The American revolutionary Thomas Paine’s was famous for writing “These are the times that try men’s souls.” He wrote it during the Revolutionary War. Paine writes that the value of everything is in our appreciation, and that if things come too easily we will not really appreciate their value. The struggles that come before us, the hardships and reversals – if we are grateful for them, they will really help us turn to God and go deeper into the spirit of devotion. Winston Churchill… I don’t usually quote him, but he did say something really inspiring. He said that success is to go through failure after failure after failure after failure and never give up the enthusiasm to succeed. In other words, the success is not in the end result; the success is in the attitude. Take this to a higher spiritual dimension and this is what Krishna teaches in Bhagavada-gita. He tells Arjuna, you should work with integrity and dignity, with a spirit of devotion, and the success is found in that attitude, not in the end physical result. This is what integrity really means, that we have sacred values that we live by. How we speak and what we do should all spring from the ideals we hold sacred from within ourselves.
To the degree we are grateful for every little thing that we have gotten, we really have full lives and our hearts will be receptive to understanding what real love for God, humanity and all beings could be.
True Thanksgiving means to be thankful for what we have received, whatever it may be. If it is something we like, we are thankful because we can use it for a wonderful purpose and it is helping us and giving us joy. If it is something we don’t like, we are still thankful because it helps us to appreciate more what we do like, and it also helps us to go deeper into our real experience of life. Gratitude is generally felt in relation to what we receive, but thanksgiving could also be understood in terms of being grateful for the opportunity to reciprocate with what we receive. Because real gratitude is not just getting. If someone gives you something and you say “Thank you,” this is a good thing. This is polite. But gratitude has a much greater depth. Gratitude is when we actually want to express ourselves by reciprocating and doing something from our heart. And this is very much what bhakti is. Krishna, or God, has given us so much. We say “Thank you,” but the real gratitude is when we say, “My Lord, how can I serve you? I am so grateful for the opportunity to serve you.”

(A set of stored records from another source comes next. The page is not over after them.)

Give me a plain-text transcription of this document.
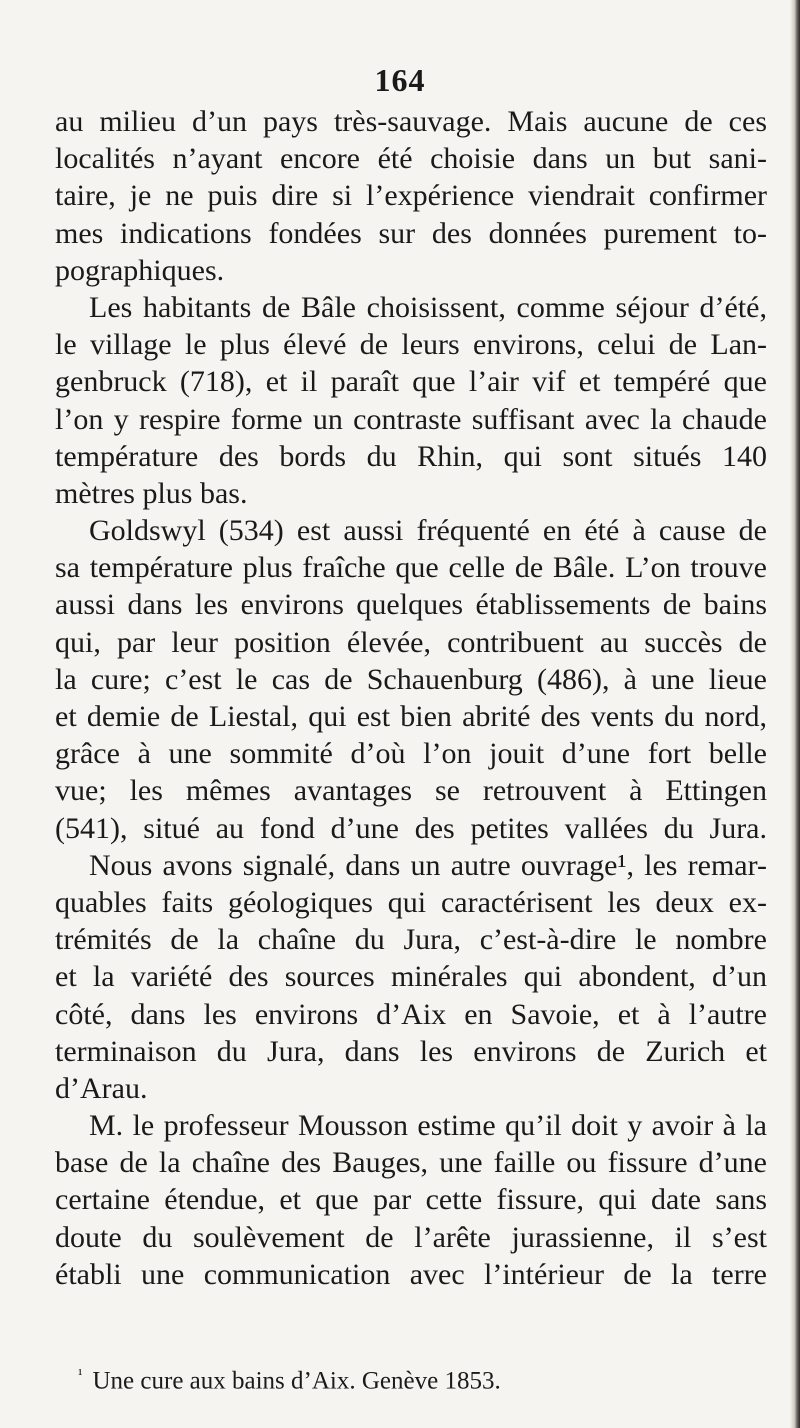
164
au milieu d’un pays très-sauvage. Mais aucune de ces
localités n’ayant encore été choisie dans un but sani-
taire, je ne puis dire si l’expérience viendrait confirmer
mes indications fondées sur des données purement to-
pographiques.
Les habitants de Bâle choisissent, comme séjour d’été,
le village le plus élevé de leurs environs, celui de Lan-
genbruck (718), et il paraît que l’air vif et tempéré que
l’on y respire forme un contraste suffisant avec la chaude
température des bords du Rhin, qui sont situés 140
mètres plus bas.
Goldswyl (534) est aussi fréquenté en été à cause de
sa température plus fraîche que celle de Bâle. L’on trouve
aussi dans les environs quelques établissements de bains
qui, par leur position élevée, contribuent au succès de
la cure; c’est le cas de Schauenburg (486), à une lieue
et demie de Liestal, qui est bien abrité des vents du nord,
grâce à une sommité d’où l’on jouit d’une fort belle
vue; les mêmes avantages se retrouvent à Ettingen
(541), situé au fond d’une des petites vallées du Jura.
Nous avons signalé, dans un autre ouvrage¹, les remar-
quables faits géologiques qui caractérisent les deux ex-
trémités de la chaîne du Jura, c’est-à-dire le nombre
et la variété des sources minérales qui abondent, d’un
côté, dans les environs d’Aix en Savoie, et à l’autre
terminaison du Jura, dans les environs de Zurich et
d’Arau.
M. le professeur Mousson estime qu’il doit y avoir à la
base de la chaîne des Bauges, une faille ou fissure d’une
certaine étendue, et que par cette fissure, qui date sans
doute du soulèvement de l’arête jurassienne, il s’est
établi une communication avec l’intérieur de la terre
$^{^1}$ Une cure aux bains d’Aix. Genève 1853.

Thanksgiving is when we really develop this consciousness — that the greatest gift is the opportunity to serve. To serve God and, in our service to God, to serve as many people as we possibly can. Then our life becomes so deeply meaningful, and any storm that may come will only enhance our appreciation.
Srila Prabhupada gave us a prayer to meditate upon while we are chanting our mantra. The prayer is, “Oh Radha, the compassionate, loving, giving aspect of the Divine Supreme, Oh Krishna, the all-attractive one, please engage me in your loving service.” As we are chanting, this is the highest state of consciousness – chanting with a grateful heart in a mood of “Please allow me to serve and give. Let me be an instrument of your love.” That is a liberated state, where nothing can interfere with our joy and the joy in giving to others.